Friday, May 14, 2010

Tomorrow

Today I planted a garden.
I have confidence in tomorrow,
Trust that rain will fall,
That the sun won't hide
That the blight won't drift
From upstate New York.

Today I lovingly placed
Tomatoes and peppers,
Basil and friends,
Stepping stones, into soft,
Combed-over dirt,
Because I trust.

Nature is wild and unruly,
Not to be trusted unduly,
But the God whose word upholds
It all? Him I trust.

6 comments:

Just said...

Lovely, lovely, lovely, Mr Picklesworth. Now would you like to come and fix my garden? Tomato plants are not looking happy.

Chai said...

Your blog has been recommended to us as a interviewee's

favorite blog!

We would like to do an interview with you about your blog

for Blog
Interviewer. We'd
like to give you the opportunity to
give us some insight on the "person behind the blog."

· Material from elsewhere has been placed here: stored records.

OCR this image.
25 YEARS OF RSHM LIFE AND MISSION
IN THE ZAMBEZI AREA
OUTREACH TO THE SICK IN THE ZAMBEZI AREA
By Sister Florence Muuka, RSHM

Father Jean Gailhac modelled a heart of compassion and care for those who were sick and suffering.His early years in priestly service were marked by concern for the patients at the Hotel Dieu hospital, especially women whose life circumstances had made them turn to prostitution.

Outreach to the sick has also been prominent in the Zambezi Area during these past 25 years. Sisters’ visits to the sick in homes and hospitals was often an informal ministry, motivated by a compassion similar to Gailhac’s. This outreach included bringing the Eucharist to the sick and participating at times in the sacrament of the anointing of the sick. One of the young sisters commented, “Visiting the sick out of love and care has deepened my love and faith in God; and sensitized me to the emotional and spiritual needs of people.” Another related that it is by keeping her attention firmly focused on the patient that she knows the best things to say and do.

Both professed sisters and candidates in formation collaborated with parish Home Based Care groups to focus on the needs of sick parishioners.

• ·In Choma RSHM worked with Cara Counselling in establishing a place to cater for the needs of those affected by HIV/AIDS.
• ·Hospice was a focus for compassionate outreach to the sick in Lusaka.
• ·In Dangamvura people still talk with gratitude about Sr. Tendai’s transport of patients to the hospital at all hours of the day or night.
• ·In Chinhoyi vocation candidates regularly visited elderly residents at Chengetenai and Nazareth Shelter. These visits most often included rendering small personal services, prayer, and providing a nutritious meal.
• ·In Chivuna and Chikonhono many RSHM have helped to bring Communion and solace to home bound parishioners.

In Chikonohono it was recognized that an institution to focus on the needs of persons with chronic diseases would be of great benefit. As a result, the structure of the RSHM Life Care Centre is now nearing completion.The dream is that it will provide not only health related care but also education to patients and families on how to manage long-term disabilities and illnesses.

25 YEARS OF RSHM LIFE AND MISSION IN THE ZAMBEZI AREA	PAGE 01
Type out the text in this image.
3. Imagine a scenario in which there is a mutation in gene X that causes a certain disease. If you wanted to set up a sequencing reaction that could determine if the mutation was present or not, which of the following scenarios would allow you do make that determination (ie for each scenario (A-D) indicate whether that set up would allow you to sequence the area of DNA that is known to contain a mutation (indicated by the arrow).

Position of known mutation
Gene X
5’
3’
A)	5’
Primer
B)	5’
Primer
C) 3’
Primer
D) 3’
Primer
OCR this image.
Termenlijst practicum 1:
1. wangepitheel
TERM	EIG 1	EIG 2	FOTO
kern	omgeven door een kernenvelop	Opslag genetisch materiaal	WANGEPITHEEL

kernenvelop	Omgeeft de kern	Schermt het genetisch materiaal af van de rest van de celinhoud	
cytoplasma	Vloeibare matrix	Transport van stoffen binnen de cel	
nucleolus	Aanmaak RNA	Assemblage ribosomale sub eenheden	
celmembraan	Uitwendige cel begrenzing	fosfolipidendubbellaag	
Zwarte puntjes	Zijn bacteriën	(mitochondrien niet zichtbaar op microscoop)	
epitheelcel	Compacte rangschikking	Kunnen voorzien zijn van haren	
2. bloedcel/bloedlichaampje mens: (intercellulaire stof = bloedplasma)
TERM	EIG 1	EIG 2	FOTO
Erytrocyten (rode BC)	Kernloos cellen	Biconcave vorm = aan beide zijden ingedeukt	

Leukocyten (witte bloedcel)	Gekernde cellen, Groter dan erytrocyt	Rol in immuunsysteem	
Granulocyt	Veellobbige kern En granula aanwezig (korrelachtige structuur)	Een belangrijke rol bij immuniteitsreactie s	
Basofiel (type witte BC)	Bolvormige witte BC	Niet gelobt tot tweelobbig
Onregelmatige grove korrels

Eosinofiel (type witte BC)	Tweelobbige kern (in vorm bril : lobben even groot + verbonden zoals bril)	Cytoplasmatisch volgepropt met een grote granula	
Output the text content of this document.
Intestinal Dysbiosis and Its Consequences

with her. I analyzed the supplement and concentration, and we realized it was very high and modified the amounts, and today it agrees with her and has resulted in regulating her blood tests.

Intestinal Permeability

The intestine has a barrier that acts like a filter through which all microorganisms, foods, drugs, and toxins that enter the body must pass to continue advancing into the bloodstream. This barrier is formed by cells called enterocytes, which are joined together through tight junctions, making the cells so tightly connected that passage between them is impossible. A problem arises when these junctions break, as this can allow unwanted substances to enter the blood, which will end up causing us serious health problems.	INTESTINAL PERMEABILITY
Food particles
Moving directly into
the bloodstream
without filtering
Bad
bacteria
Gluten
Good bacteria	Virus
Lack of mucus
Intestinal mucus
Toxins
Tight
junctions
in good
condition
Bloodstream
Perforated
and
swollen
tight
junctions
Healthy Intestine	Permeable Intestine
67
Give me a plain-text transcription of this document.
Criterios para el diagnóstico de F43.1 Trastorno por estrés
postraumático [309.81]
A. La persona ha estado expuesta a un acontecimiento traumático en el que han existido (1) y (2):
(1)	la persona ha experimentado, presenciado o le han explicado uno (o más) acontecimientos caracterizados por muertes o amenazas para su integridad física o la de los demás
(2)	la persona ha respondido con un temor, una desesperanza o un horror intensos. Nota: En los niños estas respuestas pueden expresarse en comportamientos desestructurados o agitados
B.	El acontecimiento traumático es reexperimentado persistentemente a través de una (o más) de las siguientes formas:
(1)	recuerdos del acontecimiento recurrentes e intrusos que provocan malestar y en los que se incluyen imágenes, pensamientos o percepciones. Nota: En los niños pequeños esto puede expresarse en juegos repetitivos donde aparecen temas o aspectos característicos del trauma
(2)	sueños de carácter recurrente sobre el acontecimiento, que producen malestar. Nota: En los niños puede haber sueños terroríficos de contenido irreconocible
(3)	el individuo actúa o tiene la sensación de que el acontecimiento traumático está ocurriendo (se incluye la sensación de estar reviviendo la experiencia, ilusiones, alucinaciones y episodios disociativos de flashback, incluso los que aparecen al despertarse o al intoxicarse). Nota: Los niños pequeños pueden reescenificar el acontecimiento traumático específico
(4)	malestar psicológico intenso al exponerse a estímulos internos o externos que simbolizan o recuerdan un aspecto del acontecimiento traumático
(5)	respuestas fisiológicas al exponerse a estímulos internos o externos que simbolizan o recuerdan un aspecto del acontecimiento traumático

It would just take a few minutes of your time. The

interview form can
be submitted online here Submit

your
interview
.

Best regards,

Mike Thomas

W.B. Picklesworth said...

Tomato plants don't have to look good, they just have to bring home the bacon, so to speak. Two years ago I wasn't prepared for how fruitful they would be and the plants absolutely overwhelmed their cages. It looked like such an awful mess, like a tomato jungle, but we sure weren't lacking in the kitchen!

Katherine said...

How lovely! You had some garden therapy! Sounds wonderful!

Night Writer said...

Reminds me of something I wrote in the fall of '08 as you a Faith looked ahead to your May wedding in the front yard:

While Tiger Lilly, my wife and I worked on the gardens the Mall Diva and B. cleared out the four flower beds in front of the house and planted tulip bulbs, happy in the thought of the rewards for their labor regardless of whatever hardships and depradations should be visited upon these by the winter, the squirrels or the administration.

A long, cold season may be ahead but there’s so much promise on the other side of it. I’ve lived through many a winter now and quite a few temporal seasons of hope and change — some of which even almost worked. I take any and all forecasts with as many grains of salt as I’ll eventually pour on my sidewalk in the months ahead, but one thing I know for certain is that the head of my government has decreed that seedtime and harvest shall not cease as long as the earth remains.

W.B. Picklesworth said...

I remember that gardening work. It all worked out magnificently, didn't it? And the property is still the better for it.